You don’t cut to kill yourself. Anyone that has ever gotten to the point of cutting themselves, knows this and knows how and where to cut. If they don’t, they’ll definitely look it up.
For me, it was this mindset that I needed to do anything in the world to get the pain out of my mind and soul and so I cut. At the time, this was my logic.
Fifteen – twenty years later and slightly wiser, I know cutting won’t rid me of my demons or pains. If anything, It will make me weaker knowing I gave into my misery.
Yet the depression still exists.
This past year year I have felt defeated. I have felt lost. I have felt hopeless, almost pathetic. I felt like running away.
I even lay in bed a few nights ago and thought how my husband and child’s lives would be should I pass-away suddenly. No, I didn’t plan my suicide or even consider doing it. It was just thoughts of whether I am helping their lives or putting them through more misery. Am I making their lives any better or easier? Am I giving them happiness? Or are they secretly as depressed as I am because of my depression?
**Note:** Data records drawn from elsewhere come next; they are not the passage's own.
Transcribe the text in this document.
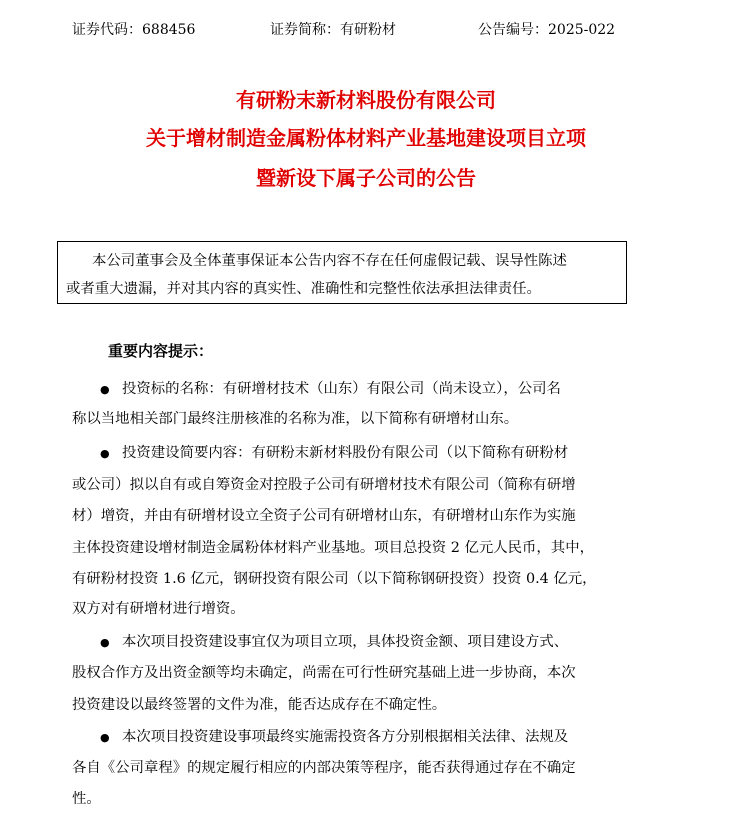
证券代码：688456	证券简称：有研粉材	公告编号：2025-022
有研粉末新材料股份有限公司
关于增材制造金属粉体材料产业基地建设项目立项
暨新设下属子公司的公告
本公司董事会及全体董事保证本公告内容不存在任何虚假记载、误导性陈述
或者重大遗漏，并对其内容的真实性、准确性和完整性依法承担法律责任。
重要内容提示：
● 投资标的名称：有研增材技术（山东）有限公司（尚未设立），公司名
称以当地相关部门最终注册核准的名称为准，以下简称有研增材山东。
● 投资建设简要内容：有研粉末新材料股份有限公司（以下简称有研粉材
或公司）拟以自有或自筹资金对控股子公司有研增材技术有限公司（简称有研增
材）增资，并由有研增材设立全资子公司有研增材山东，有研增材山东作为实施
主体投资建设增材制造金属粉体材料产业基地。项目总投资 2 亿元人民币，其中，
有研粉材投资 1.6 亿元，钢研投资有限公司（以下简称钢研投资）投资 0.4 亿元，
双方对有研增材进行增资。
● 本次项目投资建设事宜仅为项目立项，具体投资金额、项目建设方式、
股权合作方及出资金额等均未确定，尚需在可行性研究基础上进一步协商，本次
投资建设以最终签署的文件为准，能否达成存在不确定性。
● 本次项目投资建设事项最终实施需投资各方分别根据相关法律、法规及
各自《公司章程》的规定履行相应的内部决策等程序，能否获得通过存在不确定
性。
After fighting myself all year I finally decided to take an anti-depressant. After much thought, reading and research, it became clear to me, that this is the way to go. I don’t know what the outcome of this tiny pill will be; all I can hope for is that it helps me control these extreme highs and lows I have felt
I urgently made an appointment with my family doctor.
I met with him and gave him the details of this episode. He knows the history, he knows the triggers. He knows it must have been so bad this time around that I HAD to see him immediately. And after a long chat, he prescribed me with Wellbutrin. It’s going to help calm things down, I hope.
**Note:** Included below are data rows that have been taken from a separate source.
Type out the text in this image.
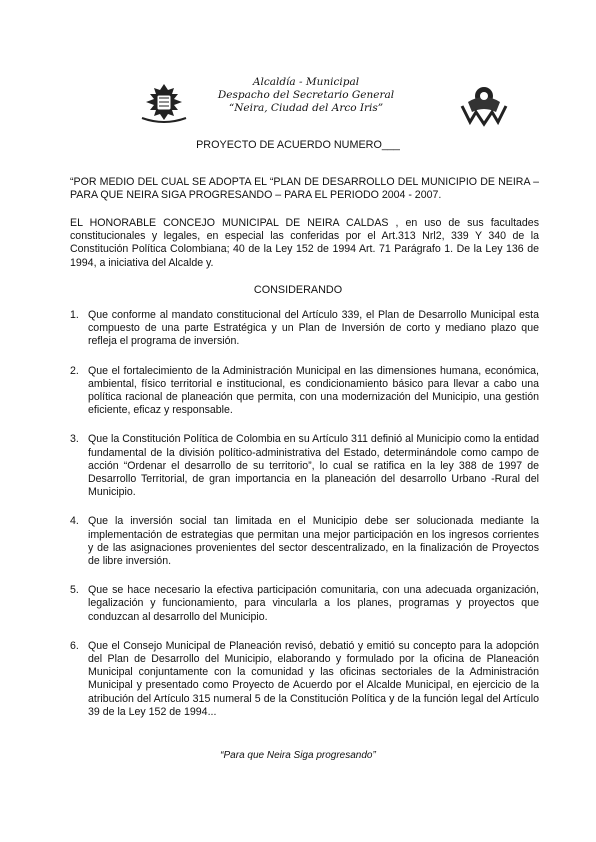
Alcaldía - Municipal
Despacho del Secretario General
“Neira, Ciudad del Arco Iris”
PROYECTO DE ACUERDO NUMERO___
“POR MEDIO DEL CUAL SE ADOPTA EL “PLAN DE DESARROLLO DEL MUNICIPIO DE NEIRA – PARA QUE NEIRA SIGA PROGRESANDO – PARA EL PERIODO 2004 - 2007.
EL HONORABLE CONCEJO MUNICIPAL DE NEIRA CALDAS , en uso de sus facultades constitucionales y legales, en especial las conferidas por el Art.313 Nrl2, 339 Y 340 de la Constitución Política Colombiana; 40 de la Ley 152 de 1994 Art. 71 Parágrafo 1. De la Ley 136 de 1994, a iniciativa del Alcalde y.
CONSIDERANDO
1. Que conforme al mandato constitucional del Artículo 339, el Plan de Desarrollo Municipal esta compuesto de una parte Estratégica y un Plan de Inversión de corto y mediano plazo que refleja el programa de inversión.
2. Que el fortalecimiento de la Administración Municipal en las dimensiones humana, económica, ambiental, físico territorial e institucional, es condicionamiento básico para llevar a cabo una política racional de planeación que permita, con una modernización del Municipio, una gestión eficiente, eficaz y responsable.
3. Que la Constitución Política de Colombia en su Artículo 311 definió al Municipio como la entidad fundamental de la división político-administrativa del Estado, determinándole como campo de acción “Ordenar el desarrollo de su territorio”, lo cual se ratifica en la ley 388 de 1997 de Desarrollo Territorial, de gran importancia en la planeación del desarrollo Urbano -Rural del Municipio.
4. Que la inversión social tan limitada en el Municipio debe ser solucionada mediante la implementación de estrategias que permitan una mejor participación en los ingresos corrientes y de las asignaciones provenientes del sector descentralizado, en la finalización de Proyectos de libre inversión.
5. Que se hace necesario la efectiva participación comunitaria, con una adecuada organización, legalización y funcionamiento, para vincularla a los planes, programas y proyectos que conduzcan al desarrollo del Municipio.
6. Que el Consejo Municipal de Planeación revisó, debatió y emitió su concepto para la adopción del Plan de Desarrollo del Municipio, elaborando y formulado por la oficina de Planeación Municipal conjuntamente con la comunidad y las oficinas sectoriales de la Administración Municipal y presentado como Proyecto de Acuerdo por el Alcalde Municipal, en ejercicio de la atribución del Artículo 315 numeral 5 de la Constitución Política y de la función legal del Artículo 39 de la Ley 152 de 1994...
“Para que Neira Siga progresando”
I take a pill every morning. Anti-depressants don’t take effect immediately. But this was the beginning to managing my mental-health and stability.
Sometimes a new beginning is all you need.
That beginning moved me towards a new me. A less emotionally charged and unlikely quickly agitated me.
The pills helped, there’s no question about it.
I used my energy to do more and become a domestic diva. I pushed myself to try new recipes and elaborate my skill of cooking. I invested my efforts and time in creating selling sunburst mirrors.
The mirrors reflect a piece of me bursting out like the rays of the sun, to shine and shimmer in my house and life. I look at my wall of mirrors and each one tells me a story of a day or week I felt weak but overcame my weakness.
They are my pride and my happiness hanging on the wall. I sell my mirrors because I want everyone I know and the ones I don’t know to have a burst of shine and happiness in their lives and with all the money I raise, a small portion of it goes towards a happy evening of food and family celebrating. The other portion goes towards helping a charity I strongly believe in.
I know enjoy celebrating. This is now what my life is all about.
Anti-depressants helped me re-start my life.